OCR and other Cognitive Data capture solutions extensively talk about accuracy rate. But that is a flawed discussion. What those providers are doing is actually transferring the burden and responsibility of data curation to the customer.
DocDigitizer not only guarantees near 100% accuracy but also we back that through SLAs in our contracts.
Instead of shifting the burden to the customer, we acknowledge that you cannot live without near 100% accuracy and that managing the entire data curation and revision is a wanting task. You have not only to manage technology but also and most important to manage the revision team. You have to manage demands peaks, off time, upscale and downscale.
Actually, Cognitive Data Capture is still far away from a full AI / ML 100% accurate data extraction.
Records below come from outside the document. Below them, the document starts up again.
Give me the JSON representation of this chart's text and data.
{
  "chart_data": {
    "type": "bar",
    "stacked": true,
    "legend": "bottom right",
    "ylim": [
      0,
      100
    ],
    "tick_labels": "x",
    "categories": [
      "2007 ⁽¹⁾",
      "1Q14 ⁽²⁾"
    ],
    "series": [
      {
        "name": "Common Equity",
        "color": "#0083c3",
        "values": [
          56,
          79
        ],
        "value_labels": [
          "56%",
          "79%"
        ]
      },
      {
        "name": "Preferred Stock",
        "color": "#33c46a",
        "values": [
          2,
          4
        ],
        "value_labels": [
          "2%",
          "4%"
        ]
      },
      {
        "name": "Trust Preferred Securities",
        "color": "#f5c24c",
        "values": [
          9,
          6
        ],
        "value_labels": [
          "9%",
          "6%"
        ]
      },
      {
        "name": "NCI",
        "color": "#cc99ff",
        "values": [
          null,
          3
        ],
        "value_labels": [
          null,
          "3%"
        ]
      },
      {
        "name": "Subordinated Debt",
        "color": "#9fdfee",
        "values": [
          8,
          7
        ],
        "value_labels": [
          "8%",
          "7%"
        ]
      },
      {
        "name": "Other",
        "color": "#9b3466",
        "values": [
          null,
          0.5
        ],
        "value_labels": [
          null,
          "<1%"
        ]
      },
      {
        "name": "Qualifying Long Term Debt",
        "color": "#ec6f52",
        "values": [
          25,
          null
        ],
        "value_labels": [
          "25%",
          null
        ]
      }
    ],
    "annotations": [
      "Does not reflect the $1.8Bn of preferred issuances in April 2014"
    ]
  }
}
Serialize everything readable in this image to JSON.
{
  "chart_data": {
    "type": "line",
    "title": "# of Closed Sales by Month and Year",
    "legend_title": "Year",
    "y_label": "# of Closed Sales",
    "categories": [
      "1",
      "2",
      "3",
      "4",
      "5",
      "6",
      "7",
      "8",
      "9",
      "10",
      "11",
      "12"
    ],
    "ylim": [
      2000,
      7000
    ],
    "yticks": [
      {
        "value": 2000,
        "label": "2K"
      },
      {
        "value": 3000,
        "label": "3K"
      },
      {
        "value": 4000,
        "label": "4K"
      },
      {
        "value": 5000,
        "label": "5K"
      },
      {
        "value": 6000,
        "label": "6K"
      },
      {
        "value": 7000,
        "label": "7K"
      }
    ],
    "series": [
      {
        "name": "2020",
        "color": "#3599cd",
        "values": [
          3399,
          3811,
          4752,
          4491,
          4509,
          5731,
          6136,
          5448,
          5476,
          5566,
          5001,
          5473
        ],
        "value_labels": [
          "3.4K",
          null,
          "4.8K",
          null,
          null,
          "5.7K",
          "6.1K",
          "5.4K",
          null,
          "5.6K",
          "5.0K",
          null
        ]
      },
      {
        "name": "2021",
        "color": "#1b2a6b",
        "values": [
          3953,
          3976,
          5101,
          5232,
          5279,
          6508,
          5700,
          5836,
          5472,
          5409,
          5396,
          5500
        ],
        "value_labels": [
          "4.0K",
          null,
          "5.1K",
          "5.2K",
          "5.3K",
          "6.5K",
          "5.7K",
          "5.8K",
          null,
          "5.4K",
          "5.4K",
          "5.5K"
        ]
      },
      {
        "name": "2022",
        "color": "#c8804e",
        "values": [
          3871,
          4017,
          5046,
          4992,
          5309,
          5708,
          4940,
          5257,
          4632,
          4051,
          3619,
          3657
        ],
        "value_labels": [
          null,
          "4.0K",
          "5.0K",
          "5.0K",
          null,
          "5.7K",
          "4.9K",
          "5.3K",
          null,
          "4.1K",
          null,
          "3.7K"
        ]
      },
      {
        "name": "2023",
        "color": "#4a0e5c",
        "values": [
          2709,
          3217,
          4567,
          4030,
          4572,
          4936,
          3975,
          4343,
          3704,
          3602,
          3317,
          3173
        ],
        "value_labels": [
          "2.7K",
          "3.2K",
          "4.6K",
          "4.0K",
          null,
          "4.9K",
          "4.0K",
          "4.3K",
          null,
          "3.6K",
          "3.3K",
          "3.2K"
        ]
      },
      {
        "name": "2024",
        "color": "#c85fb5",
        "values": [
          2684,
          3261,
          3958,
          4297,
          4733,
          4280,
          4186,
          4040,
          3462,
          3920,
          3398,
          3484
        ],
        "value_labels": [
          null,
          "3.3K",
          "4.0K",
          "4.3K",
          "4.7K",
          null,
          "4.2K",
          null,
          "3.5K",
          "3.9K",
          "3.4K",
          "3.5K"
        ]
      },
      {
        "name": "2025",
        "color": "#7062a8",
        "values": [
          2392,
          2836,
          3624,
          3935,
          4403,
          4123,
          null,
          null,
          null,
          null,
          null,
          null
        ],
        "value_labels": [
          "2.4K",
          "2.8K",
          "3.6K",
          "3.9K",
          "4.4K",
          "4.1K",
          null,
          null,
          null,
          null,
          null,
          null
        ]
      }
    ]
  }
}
We like to compare it with the state of the art of self-driving. It works kind of well in very well behaved scenarios. The problem is, unlike roads and cars that are stable for decades, documents formats and the types of information in documents are actually growing fast.
The figure below shows our process. We run proprietary AI / ML algorithms to extract data. After that we leverage our human-in-the-loop team of curate and edit information. Humans are a core part of the process and they are required for the corner cases that still technology doesn’t solve.